When you look at the economics of producing super ideal cut diamonds from collection quality rough you see the enormous financial commitment a manufacturer must make. First we’ll take a look at some baseline wholesale price differences that will illustrate the premium that rarity entails. As noted above, the difference between a colorless IF/VVS and a G VS1 is not visually apparent to most observers. Those with very high color acuity may under certain lighting conditions be able to detect a very slight difference, but for most observers they are equivalent from a visual perspective, provided cut quality is the same. But an E VVS1 in a 1.00 carat size will cost approximately 30% more on today’s market than a G VS1. You will pay a premium of approximately $2500 for the E VVS1, even though both stones essentially look the same. This is almost entirely a rarity premium.
Now, if you throw D IF into the mix the differences are even more dramatic. The cost of D IF compared to E VVS1 (one grade in color and clarity) is another 30% higher. You will pay over $4,000 more today for the 1ct D IF even though the diamonds are essentially impossible to differentiate except by experienced graders working in a laboratory environment.

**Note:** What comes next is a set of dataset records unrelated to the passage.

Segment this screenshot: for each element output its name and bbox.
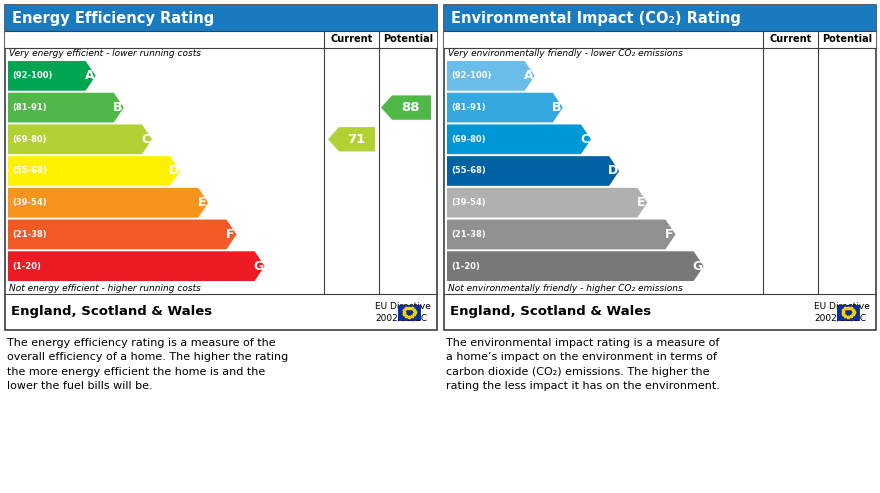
Text: Energy Efficiency Rating: Energy Efficiency Rating — [12, 10, 214, 26]
Text: Not environmentally friendly - higher CO₂ emissions: Not environmentally friendly - higher CO… — [448, 284, 683, 293]
Text: (55-68): (55-68) — [451, 167, 486, 176]
Bar — [444, 5, 876, 330]
Polygon shape — [8, 219, 237, 249]
Text: Current: Current — [769, 35, 811, 44]
Bar — [5, 5, 437, 31]
Text: (92-100): (92-100) — [12, 71, 53, 80]
Text: D: D — [608, 165, 619, 177]
Text: Not energy efficient - higher running costs: Not energy efficient - higher running co… — [9, 284, 201, 293]
Polygon shape — [381, 95, 431, 120]
Polygon shape — [447, 124, 591, 154]
Text: England, Scotland & Wales: England, Scotland & Wales — [11, 306, 212, 318]
Text: E: E — [637, 196, 646, 209]
Text: Environmental Impact (CO₂) Rating: Environmental Impact (CO₂) Rating — [451, 10, 741, 26]
Polygon shape — [8, 156, 180, 186]
Polygon shape — [447, 93, 563, 122]
Text: (81-91): (81-91) — [451, 103, 486, 112]
Text: (92-100): (92-100) — [451, 71, 491, 80]
Text: (39-54): (39-54) — [12, 198, 47, 207]
Text: F: F — [226, 228, 235, 241]
Text: (39-54): (39-54) — [451, 198, 486, 207]
Text: (1-20): (1-20) — [451, 262, 480, 271]
Polygon shape — [8, 251, 265, 281]
Text: G: G — [253, 260, 264, 273]
Text: C: C — [142, 133, 150, 146]
Bar — [398, 305, 420, 319]
Text: The environmental impact rating is a measure of
a home’s impact on the environme: The environmental impact rating is a mea… — [446, 338, 720, 391]
Polygon shape — [447, 219, 676, 249]
Text: The energy efficiency rating is a measure of the
overall efficiency of a home. T: The energy efficiency rating is a measur… — [7, 338, 289, 391]
Text: (21-38): (21-38) — [12, 230, 47, 239]
Text: (1-20): (1-20) — [12, 262, 40, 271]
Bar — [5, 5, 437, 330]
Text: Potential: Potential — [822, 35, 872, 44]
Text: (69-80): (69-80) — [12, 135, 47, 144]
Polygon shape — [328, 127, 375, 151]
Text: G: G — [693, 260, 703, 273]
Text: B: B — [113, 101, 122, 114]
Text: Very environmentally friendly - lower CO₂ emissions: Very environmentally friendly - lower CO… — [448, 49, 683, 58]
Text: (81-91): (81-91) — [12, 103, 47, 112]
Text: Potential: Potential — [383, 35, 433, 44]
Text: (69-80): (69-80) — [451, 135, 486, 144]
Text: C: C — [581, 133, 590, 146]
Text: (21-38): (21-38) — [451, 230, 486, 239]
Text: A: A — [524, 70, 533, 82]
Bar — [5, 31, 437, 48]
Polygon shape — [447, 251, 704, 281]
Polygon shape — [447, 61, 535, 91]
Bar — [444, 5, 876, 31]
Text: EU Directive
2002/91/EC: EU Directive 2002/91/EC — [814, 302, 869, 322]
Bar — [837, 305, 859, 319]
Text: England, Scotland & Wales: England, Scotland & Wales — [450, 306, 651, 318]
Text: (55-68): (55-68) — [12, 167, 47, 176]
Polygon shape — [8, 61, 96, 91]
Polygon shape — [447, 188, 648, 217]
Text: E: E — [198, 196, 207, 209]
Text: 88: 88 — [402, 101, 421, 114]
Polygon shape — [447, 156, 620, 186]
Polygon shape — [8, 188, 209, 217]
Text: Current: Current — [330, 35, 372, 44]
Text: D: D — [169, 165, 180, 177]
Polygon shape — [8, 124, 152, 154]
Text: EU Directive
2002/91/EC: EU Directive 2002/91/EC — [375, 302, 431, 322]
Text: F: F — [665, 228, 674, 241]
Text: B: B — [552, 101, 561, 114]
Bar — [444, 31, 876, 48]
Polygon shape — [8, 93, 124, 122]
Text: Very energy efficient - lower running costs: Very energy efficient - lower running co… — [9, 49, 201, 58]
Text: 71: 71 — [348, 133, 365, 146]
Text: A: A — [84, 70, 94, 82]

And you will pay double for the 1 carat D IF over the G VS1 – about $7,000 for visual appearance that very few can see in real world viewing environments! For most shoppers, especially those working on a budget, a premium this large for theoretical quality makes little sense.
From an exclusivity standpoint it is worth noting that this same survey of GIA Triple Ex diamonds on the international database showed over 1,000 G VS1s, only 330 E VVS1 and only 188 D Fl and D IF diamonds combined. As rarity increases, availability (supply) decreases. These numbers reflect stones cut to the relatively broad and forgiving GIA Triple Ex cut standard.
Now let’s look at D IF diamonds and see what happens when elite cut quality is factored in. As mentioned, making an Ideal cut entails greater loss from the original rough. If we assume a 10% loss in yield, the difference between a 1.00 carat and a 0.90ct is a whopping 30% in wholesale value! Today, the 1.00 carat DIF has a wholesale value of $5,000 more than the 0.90 carat. This is the loss of market value that the manufacturer has to be willing to take in order to justify the yield loss to make a superideal.

Super Ideal Cut Collection Diamonds – A Market Rarity

The fact is that superideal cut diamonds are generally not present in the global databases that most websites and brick and mortar jewelers draw on for their virtual inventory. Only a few manufacturers in the world cut precision diamonds that can be considered super ideal. And they don’t do that with the virtual sellers in mind. They cut specifically for merchants who specialize in providing elite cut quality. In a real sense, if it were not for retailers such as Whiteflash who are committed enough to buy this production for their in-house inventory, and with the proven ability to serve the kind of clients who are knowledgeable enough to care deeply about cut quality, these diamonds would not even exist for the world to appreciate!